The need for infrastructure investment capital by 2030 is estimated to reach 245 billion USD while the banking industry is tightening the ratio of short-term capital for medium- and long-term loans. To fill the capital gap, according to experts, Vietnam needs to further develop the corporate bond market.

Báo Đầu tưBáo Đầu tư29/12/2024

In a report on future capital flows, VIS Rating analysts estimated that in the 2025-2030 period, our country is estimated to need about 245 billion USD for highways, high-speed railways and energy projects, while public investment only meets 70% of the expected capital demand.

In recent years, private investment has gradually become the main driving force, accounting for more than 50% of total registered capital for fixed asset investment. While the bank credit channel is being tightened due to the State Bank of Vietnam (SBV) tightening the use of short-term deposits for long-term loans, the role of the bond channel has become more important than ever.

Typically, outstanding bank loans for toll road projects have decreased by an average of 6% per year in the period 2020 - 2024. Therefore, to fill the gap in capital sources for infrastructure, VIS Rating experts believe that Vietnam needs to further develop the corporate bond market and attract long-term private capital.

Recent regulatory changes are paving the way for project companies to issue bonds with more flexibility – for example, the revised PPP Law allows infrastructure project companies to issue bonds privately and list the bonds immediately after issuance.

The government is also increasing its equity contribution to reduce debt burdens and improve the creditworthiness of project companies. A forthcoming decree allowing public offerings of infrastructure bonds without a financial history is expected to further unlock bond capital for infrastructure projects.

While issuance conditions will be relaxed, post-issuance controls will be tightened, such as setting up custodian banks, independent accounting accounts and disbursement according to prescribed schedules, creating a more solid legal framework.

In addition, the corporate bond channel now requires stricter disclosure requirements, tighter issuance conditions, and mandatory credit ratings, helping to strengthen investor confidence and improve transparency. Together, these reforms will position corporate bonds as a viable long-term funding tool for Vietnam’s infrastructure ambitions.

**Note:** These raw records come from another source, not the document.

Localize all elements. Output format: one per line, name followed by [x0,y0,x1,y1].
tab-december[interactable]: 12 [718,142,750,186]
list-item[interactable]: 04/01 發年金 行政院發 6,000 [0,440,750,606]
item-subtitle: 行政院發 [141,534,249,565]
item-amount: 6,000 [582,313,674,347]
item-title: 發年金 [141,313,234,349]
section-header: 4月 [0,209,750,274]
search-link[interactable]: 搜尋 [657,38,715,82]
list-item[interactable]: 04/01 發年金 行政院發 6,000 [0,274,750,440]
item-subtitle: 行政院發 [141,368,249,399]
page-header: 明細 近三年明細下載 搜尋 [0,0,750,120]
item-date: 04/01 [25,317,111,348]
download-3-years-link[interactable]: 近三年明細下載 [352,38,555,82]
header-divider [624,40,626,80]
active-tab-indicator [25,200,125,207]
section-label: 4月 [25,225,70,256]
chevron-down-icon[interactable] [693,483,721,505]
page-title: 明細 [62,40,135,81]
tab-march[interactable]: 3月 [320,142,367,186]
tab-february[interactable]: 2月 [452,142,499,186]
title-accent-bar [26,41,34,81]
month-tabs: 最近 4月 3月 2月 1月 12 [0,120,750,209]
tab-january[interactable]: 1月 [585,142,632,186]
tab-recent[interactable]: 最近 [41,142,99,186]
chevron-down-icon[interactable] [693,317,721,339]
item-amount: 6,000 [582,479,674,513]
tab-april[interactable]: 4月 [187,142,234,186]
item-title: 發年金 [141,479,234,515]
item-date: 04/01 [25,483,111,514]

In this context, VIS Rating experts believe that credit guarantees and credit ratings are important tools to tap private capital for infrastructure projects.

Credit ratings also assess the impact of credit guarantees, collateral, and debt repayment structures – setting clearer standards for risk pricing and improving the liquidity of project bonds. Together, these tools are essential to expanding infrastructure bond issuance and attracting long-term private capital.